The general election is due in 2014. Even without an exit poll I
can tell you what the results will be. Though it may not be obvious to the
naked eye, once again we will have a Congress-BJP coalition, two partieswhose members have been heavily implicated in the mass murder of
thousands of people belonging to minority communities. The CPM will give support from
outside, even though it hasn't been asked to. Oh, and it will be a strong
state. On the hanging front, the gloves are already off. Could the next in line
be Balwant Singh Rajoana, on death row, for the
assassination of Punjab's chief minister Beant Singh? His execution could
revive Khalistani sentiment in the Punjab and put the Akali Dal and the BJP on
the mat. Perfect old-style Congress politics.
But that old-style politics is in some difficulty. In the last
few turbulent months, it is not just the image of major political parties, but
politics itself, the idea of politics as we know it, which has taken a
battering. Again and again, whether it's about corruption, rising prices, or
rape and the rising violence against women, the new, emerging middle class is
at the barricades. They can be water-cannoned or lathi charged, but they cannot be shot and
imprisoned in their thousands, in the way the poor can, in the way Dalits,
Adivasis, Muslims, Kashmiris, Nagas and Manipuris can – and have been.
The old political
parties know that if there is not to be a complete meltdown, this aggression
has to be headed off, redirected. They know that they must work together to
bring politics back to what it used to be. What better way than a communal
conflagration? How else can the secular play at being secular and the communal
be communal? Maybe even a little war, so that we can play hawks and doves all
over again. What better solution than to aim a kick at that tried and trusted
old political football – Kashmir? The hanging of Afzal Guru, its brazenness and
timing, is deliberate. It has brought politics and anger back onto Kashmir's
streets.
India hopes to manage
it with the usual combination of brute force and poisonous, machiavellian
manipulation designed to pit people against one another. The war in Kashmir is
presented to the world as a battle between an inclusive, secular, democracy and
radical Islamists. What then, should we make of the fact that Bashiruddin
Ahmad, the so-called grand mufti of Kashmir (which by the way is a completely
phantom post) – who has issued fatwah after fatwah intended to present Kashmir
as a demonic, monolithic Wahhabi society – is actually a government anointed
cleric? Kids on Facebook will be arrested, but never him.
What should we make of
the fact that the Indian government looks away, while money from Saudi Arabia
(that most steadfast partner of the US) is pouring into Kashmir's madrassas?

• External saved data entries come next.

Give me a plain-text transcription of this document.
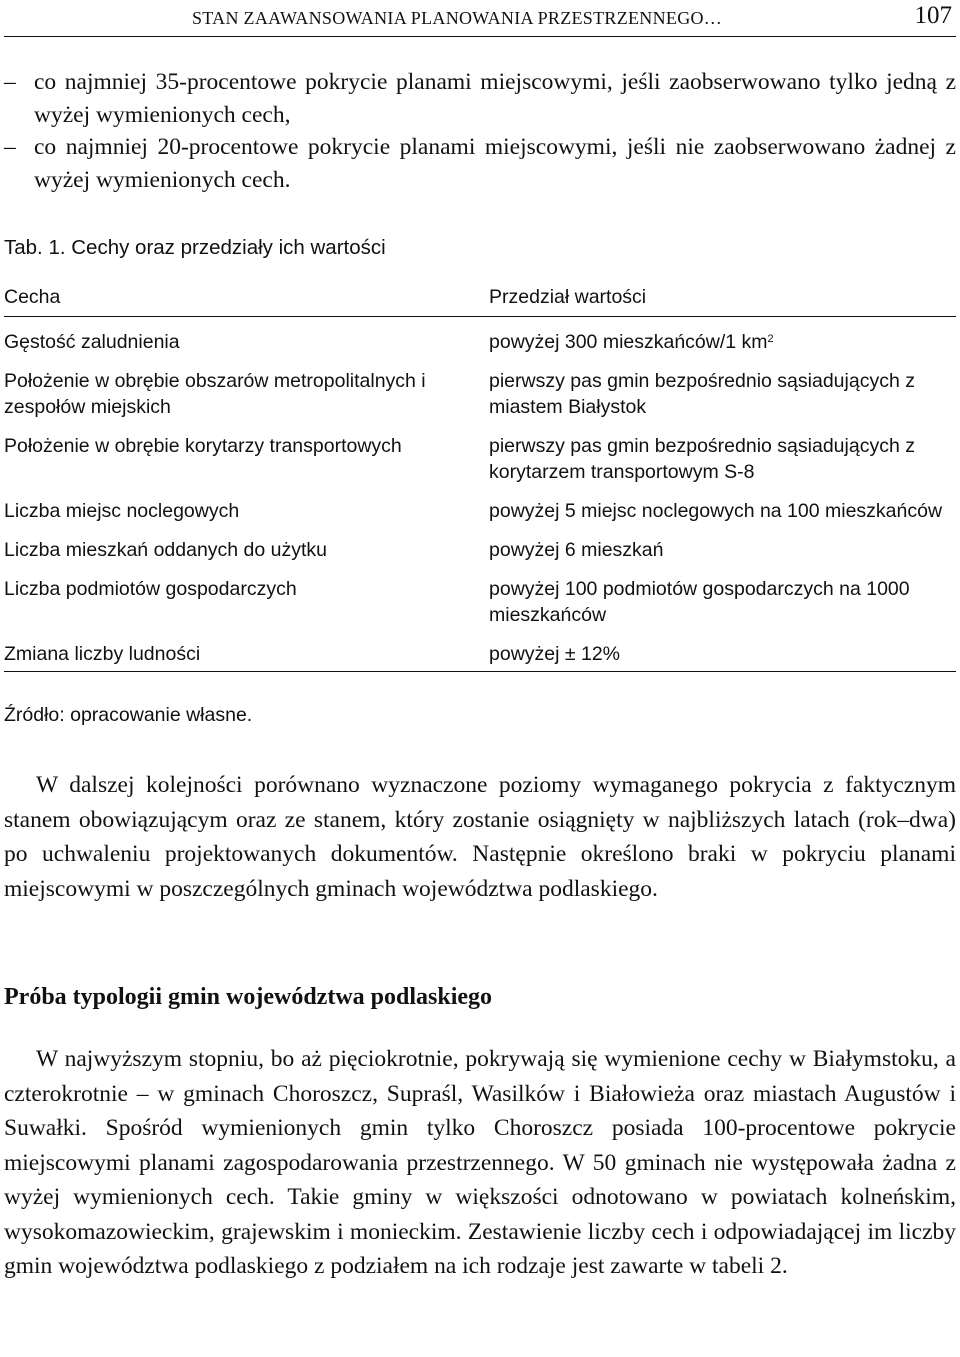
STAN ZAAWANSOWANIA PLANOWANIA PRZESTRZENNEGO…	107
– co najmniej 35-procentowe pokrycie planami miejscowymi, jeśli zaobserwowano tylko jedną z wyżej wymienionych cech,
– co najmniej 20-procentowe pokrycie planami miejscowymi, jeśli nie zaobserwowano żadnej z wyżej wymienionych cech.
Tab. 1. Cechy oraz przedziały ich wartości
Cecha	Przedział wartości
Gęstość zaludnienia	powyżej 300 mieszkańców/1 $km^2$
Położenie w obrębie obszarów metropolitalnych i zespołów miejskich	pierwszy pas gmin bezpośrednio sąsiadujących z miastem Białystok
Położenie w obrębie korytarzy transportowych	pierwszy pas gmin bezpośrednio sąsiadujących z korytarzem transportowym S-8
Liczba miejsc noclegowych	powyżej 5 miejsc noclegowych na 100 mieszkańców
Liczba mieszkań oddanych do użytku	powyżej 6 mieszkań
Liczba podmiotów gospodarczych	powyżej 100 podmiotów gospodarczych na 1000 mieszkańców
Zmiana liczby ludności	powyżej ± 12%
Źródło: opracowanie własne.
W dalszej kolejności porównano wyznaczone poziomy wymaganego pokrycia z faktycznym stanem obowiązującym oraz ze stanem, który zostanie osiągnięty w najbliższych latach (rok–dwa) po uchwaleniu projektowanych dokumentów. Następnie określono braki w pokryciu planami miejscowymi w poszczególnych gminach województwa podlaskiego.
Próba typologii gmin województwa podlaskiego
W najwyższym stopniu, bo aż pięciokrotnie, pokrywają się wymienione cechy w Białymstoku, a czterokrotnie – w gminach Choroszcz, Supraśl, Wasilków i Białowieża oraz miastach Augustów i Suwałki. Spośród wymienionych gmin tylko Choroszcz posiada 100-procentowe pokrycie miejscowymi planami zagospodarowania przestrzennego. W 50 gminach nie występowała żadna z wyżej wymienionych cech. Takie gminy w większości odnotowano w powiatach kolneńskim, wysokomazowieckim, grajewskim i monieckim. Zestawienie liczby cech i odpowiadającej im liczby gmin województwa podlaskiego z podziałem na ich rodzaje jest zawarte w tabeli 2.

How different is this from what the CIA did in Afghanistan all those years ago?
That whole, sorry business created Osama bin Laden, al-Qaida and the Taliban.
It has decimated Afghanistan and Pakistan. What sort of incubus will this
unleash?
The old political
football is not going to be all that easy to control. And it's radioactive. A
few days ago Pakistan tested a short-range battlefield
nuclear missile to protect itself against threats from
"evolving scenarios". Two weeks ago the Kashmir police published "survival tips" for nuclear war.
Apart from advising people to build toilet-equipped bombproof basements large
enough to house their entire families for two weeks, it said: "During a
nuclear attack, motorists should dive out of their cars toward the blast to
save themselves from being crushed by their soon-to-be tumbling vehicles."
And to "expect some initial disorientation, as the blast wave may blow
down and carry away many prominent and familiar features". Prominent and
familiar features may have already blown down. Perhaps we should all jump out
of our soon-to-be-tumbling vehicles.